La hora de la muerte
Cerca de mi casa
vivía un señor ya muy viejecito al que ya le empezaba a fallar la cabeza. Había sido lo que mi abuela hubiera dicho:
una lumbrera. Una tarde cuando conversábamos me dijo que detestaba el radio,
que a él le gustaba cuando tocaba música pero que la mayor parte del tiempo,
hablaba y hablaba sin parar, incomodándolo, dándole dolor de cabeza. El vivía
con su esposa bastante más joven que él, y con la hermana de su esposa.
El cruzaba una
avenida muy transitada protegido con su bastón que lo elevaba por encima de su
cabeza haciéndome acordar a Don Quijote que enfrentaba con su lanza molinos de viento confundiéndolos con
gigantes. Los carros frenaban a su paso y él pasaba triunfador sorteando
peligros y desgracias.

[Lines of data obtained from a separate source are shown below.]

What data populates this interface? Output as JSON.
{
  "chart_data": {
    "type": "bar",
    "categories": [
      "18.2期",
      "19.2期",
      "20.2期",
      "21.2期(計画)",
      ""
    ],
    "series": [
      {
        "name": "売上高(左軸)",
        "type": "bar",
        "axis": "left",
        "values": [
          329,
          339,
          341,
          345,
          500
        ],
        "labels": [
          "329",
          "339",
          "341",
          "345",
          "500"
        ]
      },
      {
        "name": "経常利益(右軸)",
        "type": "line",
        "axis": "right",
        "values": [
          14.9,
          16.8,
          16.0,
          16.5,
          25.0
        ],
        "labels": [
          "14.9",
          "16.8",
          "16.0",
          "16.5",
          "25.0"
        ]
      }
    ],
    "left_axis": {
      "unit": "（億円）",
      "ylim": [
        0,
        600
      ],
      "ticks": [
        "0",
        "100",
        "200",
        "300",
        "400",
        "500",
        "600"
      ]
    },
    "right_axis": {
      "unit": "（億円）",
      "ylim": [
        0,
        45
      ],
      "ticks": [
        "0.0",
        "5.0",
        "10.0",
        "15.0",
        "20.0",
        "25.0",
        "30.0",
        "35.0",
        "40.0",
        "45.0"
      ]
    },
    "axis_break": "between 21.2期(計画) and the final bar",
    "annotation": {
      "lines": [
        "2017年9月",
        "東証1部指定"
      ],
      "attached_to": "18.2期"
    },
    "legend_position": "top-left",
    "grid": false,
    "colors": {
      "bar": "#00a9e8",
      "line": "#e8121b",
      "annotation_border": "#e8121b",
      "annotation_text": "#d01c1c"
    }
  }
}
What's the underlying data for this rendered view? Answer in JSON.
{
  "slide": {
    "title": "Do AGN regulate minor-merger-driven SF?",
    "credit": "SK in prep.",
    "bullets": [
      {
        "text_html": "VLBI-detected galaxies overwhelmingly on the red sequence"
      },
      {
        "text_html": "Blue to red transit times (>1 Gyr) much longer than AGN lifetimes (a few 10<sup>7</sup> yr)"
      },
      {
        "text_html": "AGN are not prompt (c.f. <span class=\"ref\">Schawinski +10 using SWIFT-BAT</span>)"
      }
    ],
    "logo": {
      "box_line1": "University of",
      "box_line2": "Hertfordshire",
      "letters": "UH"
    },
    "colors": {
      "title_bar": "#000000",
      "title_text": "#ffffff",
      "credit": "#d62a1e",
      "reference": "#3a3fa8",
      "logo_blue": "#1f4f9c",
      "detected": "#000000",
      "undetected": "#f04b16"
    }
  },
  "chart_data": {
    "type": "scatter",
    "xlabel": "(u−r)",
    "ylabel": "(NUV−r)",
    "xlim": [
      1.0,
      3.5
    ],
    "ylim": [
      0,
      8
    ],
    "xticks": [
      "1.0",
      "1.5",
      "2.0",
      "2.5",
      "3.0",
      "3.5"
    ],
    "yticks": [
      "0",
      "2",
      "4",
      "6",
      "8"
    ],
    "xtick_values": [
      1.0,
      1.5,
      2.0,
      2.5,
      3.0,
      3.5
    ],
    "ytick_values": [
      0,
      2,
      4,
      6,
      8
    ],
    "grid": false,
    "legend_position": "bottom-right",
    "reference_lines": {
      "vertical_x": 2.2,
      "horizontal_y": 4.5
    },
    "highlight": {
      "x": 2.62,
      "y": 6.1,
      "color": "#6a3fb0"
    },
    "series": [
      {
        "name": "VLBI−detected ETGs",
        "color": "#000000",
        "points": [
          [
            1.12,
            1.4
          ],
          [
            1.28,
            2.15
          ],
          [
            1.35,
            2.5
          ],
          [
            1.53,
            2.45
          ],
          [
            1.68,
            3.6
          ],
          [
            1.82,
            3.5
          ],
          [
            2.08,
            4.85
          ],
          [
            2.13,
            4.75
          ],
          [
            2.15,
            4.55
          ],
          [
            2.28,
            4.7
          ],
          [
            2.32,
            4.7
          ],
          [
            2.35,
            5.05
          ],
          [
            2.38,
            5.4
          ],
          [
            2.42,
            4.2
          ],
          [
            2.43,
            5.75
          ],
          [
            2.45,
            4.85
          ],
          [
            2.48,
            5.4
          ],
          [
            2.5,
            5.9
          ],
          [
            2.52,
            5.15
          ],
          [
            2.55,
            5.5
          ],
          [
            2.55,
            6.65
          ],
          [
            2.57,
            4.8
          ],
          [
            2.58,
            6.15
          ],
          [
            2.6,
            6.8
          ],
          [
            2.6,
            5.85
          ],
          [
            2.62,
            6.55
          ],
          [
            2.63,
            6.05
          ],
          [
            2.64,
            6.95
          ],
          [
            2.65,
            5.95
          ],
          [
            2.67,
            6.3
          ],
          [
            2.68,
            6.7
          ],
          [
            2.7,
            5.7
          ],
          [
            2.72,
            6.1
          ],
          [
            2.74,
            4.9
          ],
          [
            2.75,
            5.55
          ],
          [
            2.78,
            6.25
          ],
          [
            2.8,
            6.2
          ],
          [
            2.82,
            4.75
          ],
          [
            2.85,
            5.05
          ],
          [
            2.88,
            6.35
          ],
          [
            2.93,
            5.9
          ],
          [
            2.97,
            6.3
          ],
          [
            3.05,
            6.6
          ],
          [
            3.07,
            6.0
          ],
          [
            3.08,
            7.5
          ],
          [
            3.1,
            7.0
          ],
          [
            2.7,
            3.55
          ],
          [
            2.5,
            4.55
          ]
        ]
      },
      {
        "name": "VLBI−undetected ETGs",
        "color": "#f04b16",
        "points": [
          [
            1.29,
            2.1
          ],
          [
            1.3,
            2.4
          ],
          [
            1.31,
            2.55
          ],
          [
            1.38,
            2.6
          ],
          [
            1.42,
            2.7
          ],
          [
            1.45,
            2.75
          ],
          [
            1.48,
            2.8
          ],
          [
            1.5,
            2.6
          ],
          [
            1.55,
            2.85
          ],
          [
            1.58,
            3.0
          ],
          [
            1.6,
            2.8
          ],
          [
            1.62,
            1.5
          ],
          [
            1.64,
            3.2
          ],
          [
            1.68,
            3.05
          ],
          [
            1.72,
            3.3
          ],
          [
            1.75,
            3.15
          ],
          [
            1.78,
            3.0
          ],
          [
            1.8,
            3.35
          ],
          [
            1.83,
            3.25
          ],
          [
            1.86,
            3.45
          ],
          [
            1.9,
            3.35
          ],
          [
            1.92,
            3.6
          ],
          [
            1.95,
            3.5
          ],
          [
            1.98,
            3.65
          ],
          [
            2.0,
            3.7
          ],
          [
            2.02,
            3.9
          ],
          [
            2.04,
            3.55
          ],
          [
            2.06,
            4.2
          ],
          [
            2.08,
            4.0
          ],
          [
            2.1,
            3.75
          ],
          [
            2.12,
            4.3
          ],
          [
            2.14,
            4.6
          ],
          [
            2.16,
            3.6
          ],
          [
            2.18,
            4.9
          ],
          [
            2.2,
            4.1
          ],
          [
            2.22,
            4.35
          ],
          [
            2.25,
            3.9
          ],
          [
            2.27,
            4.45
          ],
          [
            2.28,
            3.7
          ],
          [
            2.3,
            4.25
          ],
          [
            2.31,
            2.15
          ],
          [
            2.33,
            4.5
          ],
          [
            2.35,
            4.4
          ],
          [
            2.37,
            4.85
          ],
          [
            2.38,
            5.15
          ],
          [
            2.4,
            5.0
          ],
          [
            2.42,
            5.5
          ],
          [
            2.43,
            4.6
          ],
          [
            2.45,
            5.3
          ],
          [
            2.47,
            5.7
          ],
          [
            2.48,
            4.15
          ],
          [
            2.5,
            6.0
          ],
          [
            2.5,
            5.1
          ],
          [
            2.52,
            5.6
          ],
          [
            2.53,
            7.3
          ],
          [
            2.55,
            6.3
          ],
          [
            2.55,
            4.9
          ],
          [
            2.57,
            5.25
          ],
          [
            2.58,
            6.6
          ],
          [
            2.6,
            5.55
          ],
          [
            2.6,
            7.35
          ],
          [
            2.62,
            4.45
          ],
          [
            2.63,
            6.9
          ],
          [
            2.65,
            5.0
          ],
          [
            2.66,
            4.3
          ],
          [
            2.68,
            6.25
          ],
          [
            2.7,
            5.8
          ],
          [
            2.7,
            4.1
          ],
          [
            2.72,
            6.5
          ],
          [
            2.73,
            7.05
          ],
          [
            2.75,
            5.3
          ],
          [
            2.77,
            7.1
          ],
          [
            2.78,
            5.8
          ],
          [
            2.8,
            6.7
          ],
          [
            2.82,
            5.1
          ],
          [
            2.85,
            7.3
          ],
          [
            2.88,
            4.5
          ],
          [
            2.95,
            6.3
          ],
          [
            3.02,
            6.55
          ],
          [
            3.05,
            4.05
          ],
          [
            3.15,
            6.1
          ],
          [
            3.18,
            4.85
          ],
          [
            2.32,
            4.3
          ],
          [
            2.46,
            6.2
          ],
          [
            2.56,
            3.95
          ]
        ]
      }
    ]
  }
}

Su esposa,
entre dientes le decía a su hermana :
—¿Cuándo se lo recogerá el Señor? ¿Cuándo
pasará a mejor vida?
Una mañana sentimos
gran alboroto al frente de su casa, primero la ambulancia, luego la carroza
fúnebre. ¿Había al fin descansado nuestro viejecito amigo? Mi madre se acercó a
preguntar. Pero no, quien había fallecido era su cuñada, una holandesa de
hermosos cachetes rosados y cuerpo amplio.
A los pocos meses,
otra vez el alboroto, la ambulancia, la carroza. Ahora sí, dijimos todos en mi
casa, bajando la cabeza tristes porque le teníamos aprecio. Mi madre nuevamente salió a buscar la noticia
para regresar sonriendo, era la esposa la que había fallecido, un infarto, algo
súbito. Ahí fue cuando escuché esa sabia expresión: “Muerte deseada, muerte postergada”. Y aprendí que no importa los años que se
tengan o el estado en el que uno se encuentre para que un día la muerte nos
toque el hombro para decirnos:
— ¿Partimos? ( Cecilia Bustamante de Roggero de Pequeños textos).